Can geography affect depression treatment?

The Guardian published some of their own research last week, examining the variations that exist in prescription rates for antidepressants across the UK. The headline statistics were shocking in various ways. Firstly, the Guardian found that the rate of antidepressant prescriptions varied massively from area to area, such that prescription rates in some parts of the country were three times higher than rates elsewhere. The second shocking statistic was that there appeared to be a correlation between geography and prescriptions: the trend was for the highest prescription rates to emerge in northern areas, often in those characterised by socioeconomic disadvantage (such as Salford and Cleveland), with the lowest rates seen in the more affluent southern areas (such as Kensington and Chelsea). The third statistical shocker, in my mind, was the actual per capita rates of prescriptions in raw terms. The highest rates amounted to some 133,000 perscriptions annually per 100,000 population; that is to say, more prescriptions than there are people (of course, pursuing this line of interpretation would involve accounting for the fact that the population base rate will include children and babies and others unlikely to ever be prescribed antidepressants; thus, the rate of prescription per 100,000 adults will be far higher that 133,000). Even the lowest rates of prescription were strikingly high in these terms: the rate in Kensington and Chelsea, for example, was still some 30,000 per 100,000 (total) population. So what’s going on? Should we be shocked?
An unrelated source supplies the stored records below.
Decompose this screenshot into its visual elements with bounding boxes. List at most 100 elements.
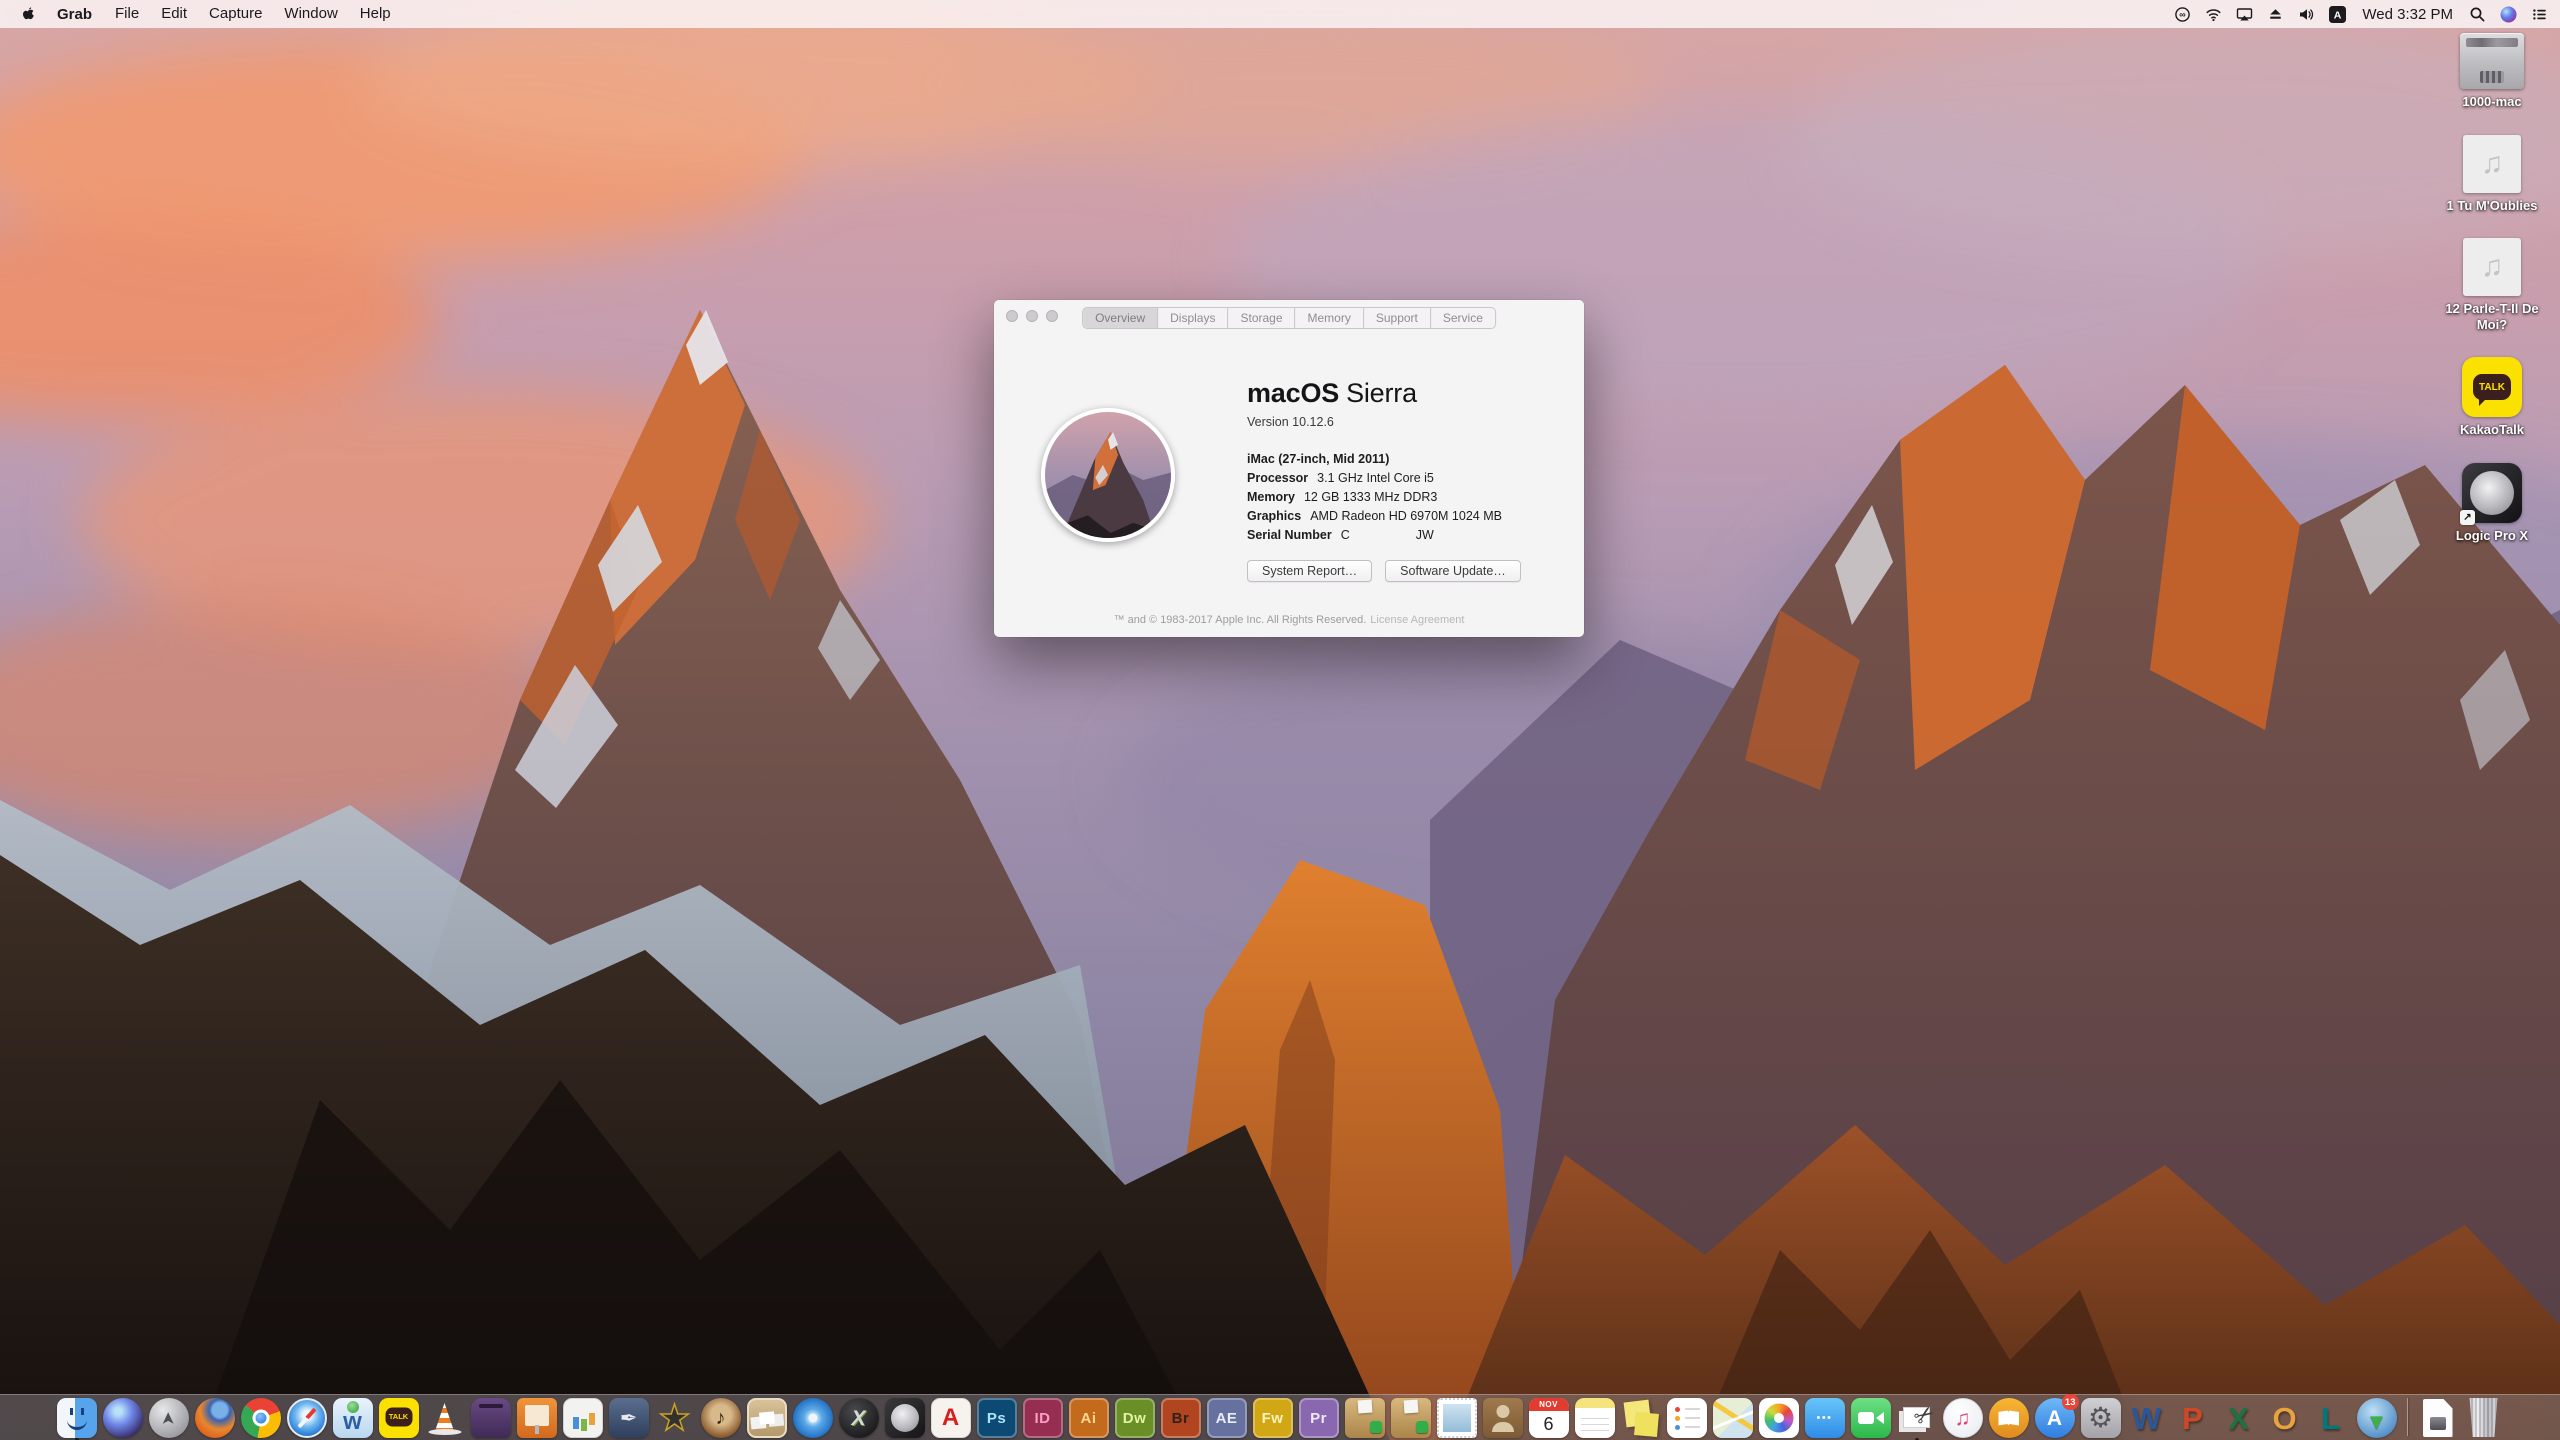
dock-contacts[interactable]	[1483, 1398, 1523, 1440]
dock-premiere[interactable]: Pr	[1299, 1398, 1339, 1440]
dock-fireworks[interactable]: Fw	[1253, 1398, 1293, 1440]
dreamweaver-icon: Dw	[1115, 1398, 1155, 1438]
active-app-menu[interactable]: Grab	[47, 6, 104, 23]
about-this-mac-window: OverviewDisplaysStorageMemorySupportServ…	[994, 300, 1584, 637]
tab-displays[interactable]: Displays	[1158, 308, 1228, 328]
dock-indesign[interactable]: ID	[1023, 1398, 1063, 1440]
menu-capture[interactable]: Capture	[198, 0, 273, 28]
dock-stickies[interactable]	[1621, 1398, 1661, 1440]
notification-center-icon[interactable]	[2531, 6, 2548, 23]
dock-word[interactable]: W	[2127, 1398, 2167, 1440]
dock-mail[interactable]	[1437, 1398, 1477, 1440]
dock-document[interactable]	[2418, 1398, 2458, 1440]
airplay-display-icon[interactable]	[2236, 6, 2253, 23]
eject-icon[interactable]	[2267, 6, 2284, 23]
desktop-icon-audio-file-12[interactable]: ♫12 Parle-T-Il De Moi?	[2433, 238, 2551, 332]
dock-maps[interactable]	[1713, 1398, 1753, 1440]
dock-dropstuff[interactable]	[1391, 1398, 1431, 1440]
dock-illustrator[interactable]: Ai	[1069, 1398, 1109, 1440]
apple-menu-icon[interactable]	[20, 6, 37, 23]
dock-facetime[interactable]	[1851, 1398, 1891, 1440]
dock-garageband[interactable]: ♪	[701, 1398, 741, 1440]
dock-firefox[interactable]	[195, 1398, 235, 1440]
desktop-icon-volume-1000-mac[interactable]: 1000-mac	[2460, 33, 2524, 110]
menubar-clock[interactable]: Wed 3:32 PM	[2362, 6, 2453, 23]
window-titlebar[interactable]: OverviewDisplaysStorageMemorySupportServ…	[994, 300, 1584, 336]
dock-after-effects[interactable]: AE	[1207, 1398, 1247, 1440]
zoom-button[interactable]	[1046, 310, 1058, 322]
dock-app-store[interactable]: A13	[2035, 1398, 2075, 1440]
dock-bridge[interactable]: Br	[1161, 1398, 1201, 1440]
volume-icon[interactable]	[2298, 6, 2315, 23]
siri-icon[interactable]	[2500, 6, 2517, 23]
desktop-icon-audio-file-1[interactable]: ♫1 Tu M'Oublies	[2447, 135, 2538, 214]
tab-service[interactable]: Service	[1431, 308, 1495, 328]
close-button[interactable]	[1006, 310, 1018, 322]
dock-imovie[interactable]: ★	[655, 1398, 695, 1440]
facetime-icon	[1851, 1398, 1891, 1438]
dock-toast[interactable]	[471, 1398, 511, 1440]
dock-reminders[interactable]	[1667, 1398, 1707, 1440]
dock-lync[interactable]: L	[2311, 1398, 2351, 1440]
firefox-icon	[195, 1398, 235, 1438]
dock-vlc[interactable]	[425, 1398, 465, 1440]
itunes-icon: ♫	[1943, 1398, 1983, 1438]
menu-help[interactable]: Help	[349, 0, 402, 28]
dock-photos[interactable]	[1759, 1398, 1799, 1440]
dock-stuffit-expander[interactable]	[1345, 1398, 1385, 1440]
dock-ibooks[interactable]	[1989, 1398, 2029, 1440]
dropstuff-icon	[1391, 1398, 1431, 1438]
tab-support[interactable]: Support	[1364, 308, 1431, 328]
dock-w-globe-app[interactable]: w	[333, 1398, 373, 1440]
dock-itunes[interactable]: ♫	[1943, 1398, 1983, 1440]
app-store-badge: 13	[2062, 1394, 2079, 1410]
menu-window[interactable]: Window	[273, 0, 348, 28]
dock-logic-pro[interactable]	[885, 1398, 925, 1440]
memory-line: Memory12 GB 1333 MHz DDR3	[1247, 488, 1566, 507]
illustrator-icon: Ai	[1069, 1398, 1109, 1438]
spotlight-icon[interactable]	[2469, 6, 2486, 23]
dock-numbers[interactable]	[563, 1398, 603, 1440]
system-report-button[interactable]: System Report…	[1247, 560, 1372, 582]
minimize-button[interactable]	[1026, 310, 1038, 322]
dock-powerpoint[interactable]: P	[2173, 1398, 2213, 1440]
input-source-icon[interactable]: A	[2329, 6, 2346, 23]
dock-trash[interactable]	[2464, 1398, 2504, 1440]
tab-storage[interactable]: Storage	[1228, 308, 1295, 328]
dock-iphoto[interactable]	[747, 1398, 787, 1440]
dock-excel[interactable]: X	[2219, 1398, 2259, 1440]
menu-edit[interactable]: Edit	[150, 0, 198, 28]
indesign-icon: ID	[1023, 1398, 1063, 1438]
software-update-button[interactable]: Software Update…	[1385, 560, 1521, 582]
dock-messages[interactable]: •••	[1805, 1398, 1845, 1440]
dock-outlook[interactable]: O	[2265, 1398, 2305, 1440]
dock-sitesucker[interactable]: ▼	[2357, 1398, 2397, 1440]
dock-calendar[interactable]: NOV6	[1529, 1398, 1569, 1440]
dock-keynote[interactable]	[517, 1398, 557, 1440]
dock-finder[interactable]	[57, 1398, 97, 1440]
dock-siri[interactable]	[103, 1398, 143, 1440]
dock-acrobat[interactable]: A	[931, 1398, 971, 1440]
wifi-icon[interactable]	[2205, 6, 2222, 23]
tab-overview[interactable]: Overview	[1083, 308, 1158, 328]
dock-notes[interactable]	[1575, 1398, 1615, 1440]
dock-grab[interactable]: ✂	[1897, 1398, 1937, 1440]
desktop-icon-kakaotalk-desktop[interactable]: TALKKakaoTalk	[2460, 357, 2524, 438]
menu-file[interactable]: File	[104, 0, 150, 28]
dock-pages[interactable]: ✒	[609, 1398, 649, 1440]
license-agreement-link[interactable]: License Agreement	[1370, 614, 1464, 626]
dock-final-cut[interactable]: X	[839, 1398, 879, 1440]
dock-system-preferences[interactable]: ⚙	[2081, 1398, 2121, 1440]
desktop-icon-logic-pro-x-alias[interactable]: Logic Pro X	[2456, 463, 2528, 544]
dock-kakaotalk[interactable]: TALK	[379, 1398, 419, 1440]
dock-idvd[interactable]	[793, 1398, 833, 1440]
siri-icon	[103, 1398, 143, 1438]
creative-cloud-icon[interactable]: ∞	[2174, 6, 2191, 23]
tab-memory[interactable]: Memory	[1296, 308, 1364, 328]
dock-photoshop[interactable]: Ps	[977, 1398, 1017, 1440]
dock-dreamweaver[interactable]: Dw	[1115, 1398, 1155, 1440]
dock-chrome[interactable]	[241, 1398, 281, 1440]
stuffit-expander-icon	[1345, 1398, 1385, 1438]
dock-safari[interactable]	[287, 1398, 327, 1440]
dock-launchpad[interactable]: ➤	[149, 1398, 189, 1440]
The impact of these statistics depend on two things: how they are interpreted, and whether they are reliable. As regards interpretation, each of the findings could be seen as alarming. The overall geographic variation in prescription rates could be taken to imply either (a) that rates of depression vary extremely widely across the UK, or (b) that prescription habits of physicians differ dramatically by region. While the apparent correlation between geography and prescriptions was imperfect (there were exceptions; i.e., poor southern areas with low prescription rates), such a link between economic factors and prescription can also be interpreted two ways: (a) it could mean that poverty heightens the risk of depression itself; or (b) it could reflect a difference in the availability of appropriate mental health care, such that northerners find it harder to access time-intensive treatments such as (“talk”) psychotherapy. The third statistic, the actual per capita rates of prescriptions in raw terms could be taken as indicating that a huge proportion of the UK population is depressed. After all, as well as the people receiving prescriptions for antidepressant medication, presumably there are large numbers of others who are successful in obtaining psychotherapy, as well as a further group who are yet to be diagnosed or who, for whatever other reason, are not being treated at all.

So finally we get to the reliability question: is everything as it seems? Well, there are a number of factors that need to be considered before taking these statistics at face value. Firstly, the headline figures refer only to the number of prescriptions per region and do not incorporate the number of prescriptions per person. It could be that the vast majority of prescriptions are for extremely small doses of antidepressants, or are repeat-prescriptions for the same relatively small cohort of patients. In other words, if an average patient receives 12 monthy prescriptions per year (admittedly a fairly rapid rate of repeat prescription) then a figure of 30,000 prescriptions would cover just 2,500 patients. Related to this is the fact that the data do not take account of the size of each perscription (i.e., how much dose or treatment is encapsulated in each script). As doctors are free to issue small or large prescriptions, there could then be sound reasons why prescription rates vary in terms of economic factors. Doctors may provide wealthier patients with larger prescriptions that require them to visit the pharmacy less frequently but which cost more money; while doctors may facilitate poorer patients by providing smaller, and therefore more numerous, prescriptions in order to minimize short-term financial burdens. As such, it is less the case that poor people are more depressed, it is just that they are more poor. Blogger AnneMarie Cunningham, a GP based in Cardiff, has provided analyses of the average costs of prescriptions which corroborates this interpretation (thanks to @amcunningham for tweeting this to me).

It can also be noted that that the Guardian’s statistics do not control for other factors that vary by region (due to migration flows) and that can influence either the occurrence of depression or its presentation (i.e., the extent to which individuals seek treatment when depressed). Such factors include, predominantly, age, but also factors like social attitudes (both toward depression itself and toward conspicuous remedies such as psychotherapy), cultural and religious norms, access to peer-level (compared to family-level) social support, engagement in exercise, and alcohol use. There may even be geographical differences in the training levels, and thus treatment attitudes, of physicians and mental health professionals. Certainly it has long been feared that the training models and age demographics of clinical psychologists may be leading to a brain drain of younger professionals (whose training is more current) into wealthier cities and away from the regions.

Prescription rates are important sources of data but are notoriously difficult to interpret. It is therefore important that they be treated with caution. In principle, when it comes to describing human behaviour, any regional or geography-based generalization is likely to be wrong.